We investigate the axial electromagnetic quasinormal modes of a static, asymptotically Anti--de Sitter (AdS) black hole sourced by a nonlinear electrodynamics model of Plebański type. Starting from the master equation governing axial perturbations, we impose ingoing boundary conditions at the event horizon and normalizable (Dirichlet) behavior at the AdS boundary. Following the approach of Jansen, we recast the radial equation into a linear generalized eigenvalue problem by using an ingoing Eddington--Finkelstein formulation, compactifying the radial domain, and regularizing the asymptotic coefficients. The resulting problem is solved using a Chebyshev--Lobatto pseudospectral discretization.
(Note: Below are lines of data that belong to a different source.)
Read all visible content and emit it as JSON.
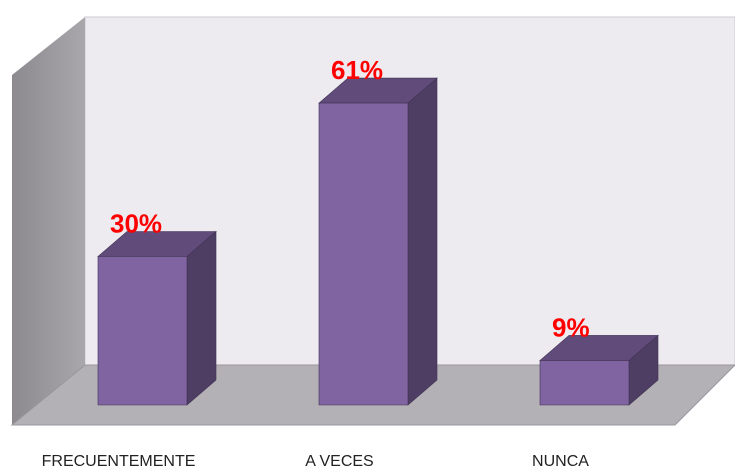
{
  "chart_data": {
    "type": "bar3d",
    "categories": [
      "FRECUENTEMENTE",
      "A VECES",
      "NUNCA"
    ],
    "values": [
      30,
      61,
      9
    ],
    "value_labels": [
      "30%",
      "61%",
      "9%"
    ],
    "color": "#8064a2"
  }
}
We compute the fundamental quasinormal mode frequencies for both the purely electric ($Q_m=0$) and purely magnetic ($Q_e=0$) sectors, emphasizing the role of the nonlinearity parameter $β$ and the effective charge magnitude $Q$. Our results show that increasing either $β$ or $Q$ raises both the oscillation frequency $ω_R$ and the damping rate $-ω_I$, leading to faster but more rapidly decaying ringdown profiles. Nonlinear electrodynamics breaks the isospectrality between electric and magnetic configurations: magnetic modes are systematically less oscillatory and more weakly damped than their electric counterparts. For sufficiently large $β$ and small $Q_m$, the fundamental mode becomes purely imaginary ($ω_R \approx 0$), in agreement with the absence of a trapping potential barrier in this regime. These findings reveal qualitative signatures of nonlinear electromagnetic effects on black hole perturbations and may have implications for high-field or high-charge astrophysical environments.

Figures (6)

• Figure 1: Radial profile of the lapse function for two representative values of the nonlinearity parameter $\beta$ and several values of $F_0$. The units on both axes are normalized by the mass parameter $M$.
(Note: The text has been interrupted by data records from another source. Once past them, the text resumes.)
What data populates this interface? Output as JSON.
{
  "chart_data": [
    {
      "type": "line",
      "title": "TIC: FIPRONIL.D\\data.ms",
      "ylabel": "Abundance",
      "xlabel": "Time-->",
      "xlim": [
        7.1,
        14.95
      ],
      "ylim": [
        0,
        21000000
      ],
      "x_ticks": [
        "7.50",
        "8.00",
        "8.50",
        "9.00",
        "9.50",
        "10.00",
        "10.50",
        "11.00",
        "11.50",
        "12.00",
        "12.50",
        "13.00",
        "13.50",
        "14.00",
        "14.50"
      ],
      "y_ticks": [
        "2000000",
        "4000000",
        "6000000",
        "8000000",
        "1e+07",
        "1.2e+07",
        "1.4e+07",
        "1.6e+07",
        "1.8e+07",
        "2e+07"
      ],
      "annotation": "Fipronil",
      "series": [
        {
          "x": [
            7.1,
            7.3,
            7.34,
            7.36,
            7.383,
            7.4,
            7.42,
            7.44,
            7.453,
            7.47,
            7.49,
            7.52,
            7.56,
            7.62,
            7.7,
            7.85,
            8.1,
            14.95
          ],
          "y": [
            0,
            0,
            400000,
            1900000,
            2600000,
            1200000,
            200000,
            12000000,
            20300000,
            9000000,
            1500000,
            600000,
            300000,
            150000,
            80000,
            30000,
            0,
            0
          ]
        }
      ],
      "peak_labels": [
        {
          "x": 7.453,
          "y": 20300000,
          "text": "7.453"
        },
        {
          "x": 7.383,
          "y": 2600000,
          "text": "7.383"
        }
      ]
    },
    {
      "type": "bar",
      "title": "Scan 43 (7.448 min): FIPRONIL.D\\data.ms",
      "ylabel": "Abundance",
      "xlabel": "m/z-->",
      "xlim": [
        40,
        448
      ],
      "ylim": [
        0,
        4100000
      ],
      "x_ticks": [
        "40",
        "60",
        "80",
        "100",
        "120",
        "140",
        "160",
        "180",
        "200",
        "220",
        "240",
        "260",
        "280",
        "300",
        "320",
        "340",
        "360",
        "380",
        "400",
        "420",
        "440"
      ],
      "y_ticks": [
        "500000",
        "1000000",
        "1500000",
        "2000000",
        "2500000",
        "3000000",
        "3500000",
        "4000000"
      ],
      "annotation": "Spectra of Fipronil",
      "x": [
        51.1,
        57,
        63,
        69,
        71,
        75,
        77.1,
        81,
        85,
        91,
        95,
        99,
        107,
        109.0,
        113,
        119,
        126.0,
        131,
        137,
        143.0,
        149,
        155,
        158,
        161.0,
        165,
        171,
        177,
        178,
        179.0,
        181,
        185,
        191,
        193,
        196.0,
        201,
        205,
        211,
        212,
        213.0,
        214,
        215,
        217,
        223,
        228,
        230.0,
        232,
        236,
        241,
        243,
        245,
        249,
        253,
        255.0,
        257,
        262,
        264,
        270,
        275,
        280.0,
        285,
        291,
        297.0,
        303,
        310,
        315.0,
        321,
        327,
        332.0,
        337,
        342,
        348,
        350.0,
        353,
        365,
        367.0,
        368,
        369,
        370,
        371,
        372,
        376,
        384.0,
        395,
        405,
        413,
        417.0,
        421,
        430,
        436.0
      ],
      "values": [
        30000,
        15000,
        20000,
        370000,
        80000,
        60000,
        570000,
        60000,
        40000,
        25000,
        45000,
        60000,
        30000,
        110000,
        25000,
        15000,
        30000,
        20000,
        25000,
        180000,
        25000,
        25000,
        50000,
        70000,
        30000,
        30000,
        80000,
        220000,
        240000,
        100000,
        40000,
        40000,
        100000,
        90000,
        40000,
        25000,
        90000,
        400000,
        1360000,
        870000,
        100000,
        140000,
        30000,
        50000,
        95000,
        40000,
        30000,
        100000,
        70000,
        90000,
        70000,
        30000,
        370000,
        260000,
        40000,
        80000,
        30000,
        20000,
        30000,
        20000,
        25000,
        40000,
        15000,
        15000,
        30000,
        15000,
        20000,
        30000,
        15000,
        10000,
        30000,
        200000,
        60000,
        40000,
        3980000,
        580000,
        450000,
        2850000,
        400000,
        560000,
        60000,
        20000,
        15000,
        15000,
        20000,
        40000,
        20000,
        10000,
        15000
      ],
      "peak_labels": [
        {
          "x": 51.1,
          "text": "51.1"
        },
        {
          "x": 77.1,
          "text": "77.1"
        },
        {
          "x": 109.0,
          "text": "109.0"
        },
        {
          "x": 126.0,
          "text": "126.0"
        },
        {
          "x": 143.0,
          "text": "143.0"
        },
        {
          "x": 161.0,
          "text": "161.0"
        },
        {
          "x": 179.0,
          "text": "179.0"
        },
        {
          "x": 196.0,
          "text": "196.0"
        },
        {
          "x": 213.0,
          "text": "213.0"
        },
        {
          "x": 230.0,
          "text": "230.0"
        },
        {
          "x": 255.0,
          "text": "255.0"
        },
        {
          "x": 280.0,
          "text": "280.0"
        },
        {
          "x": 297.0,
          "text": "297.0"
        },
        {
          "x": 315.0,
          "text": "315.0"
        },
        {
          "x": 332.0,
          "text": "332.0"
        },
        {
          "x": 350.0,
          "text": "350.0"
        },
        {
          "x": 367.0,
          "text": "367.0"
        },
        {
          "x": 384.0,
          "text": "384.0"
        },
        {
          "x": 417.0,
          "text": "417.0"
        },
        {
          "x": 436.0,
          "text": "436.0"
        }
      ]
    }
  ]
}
• Figure 2: Radial behavior of the lapse function for (a) $\beta = 0.2$, where the extremal horizon formation occurs at $r_+ = 1.771$, and (b) $\beta = 0.01$, where increasing $F_0$ leads to the disappearance of horizons and the emergence of naked singularities. Units are normalized by $M$.
• Figure 3: Contours of the equation $f(r)=0$ in the $(F_0,\beta)$-plane. Panel (a) shows a broad parameter range illustrating the overall structure, while panel (b) highlights the restricted region in which extremal black holes may form.
• Figure 4: Panels (a-d): radial profiles of the electromagnetic potential for (a) fixed electric/magnetic charges with varying nonlinearity; (b) purely electric black holes with varying nonlinearity; (c) varying magnetic charge; and (d) fixed nonlinearity with different multipole index $\ell$. Panels (e-f): comparison between the electromagnetic potential $V_{\mathrm{em}}(r)$ and the scalar potential $V(r)$ for (e) fixed charges with varying nonlinearity and (f) fixed electric charge and nonlinearity with varying magnetic charge. Solid curves correspond to scalar perturbations and dashed curves to electromagnetic perturbations, with $\ell=2$ in all cases. The mass $M$ is used as the unit of length.
• Figure 5: Radial profiles of the effective potential for purely electric and purely magnetic configurations. Each row corresponds to a fixed nonlinearity parameter, with $\beta=0.30$ (a,b), $0.60$ (c,d), and $0.90$ (e,f). The left column shows purely electric cases ($Q_m=0$), while the right column presents purely magnetic ones ($Q_e=0$). Within each panel, the curves denote $Q\in\{0.3,0.6,0.9\}$ for $M=1$. The vertical marker indicates the horizon radius $r_+$, and the horizontal line marks $V_{\mathrm{em}}=0$. The spherical-harmonic index is fixed to $\ell=2$, and all length scales are normalized by the black hole mass $M$. In the electric sector (a,c,e), the potential develops a horizon-centered barrier followed by the characteristic NLED-induced growth at large $r$. In the magnetic sector (b,d,f), the NLED angular contribution suppresses the near-horizon barrier and may produce a shallow well; for $\beta=0.90$ and $Q_m=0.30$, the potential becomes monotonic, with neither barrier nor well.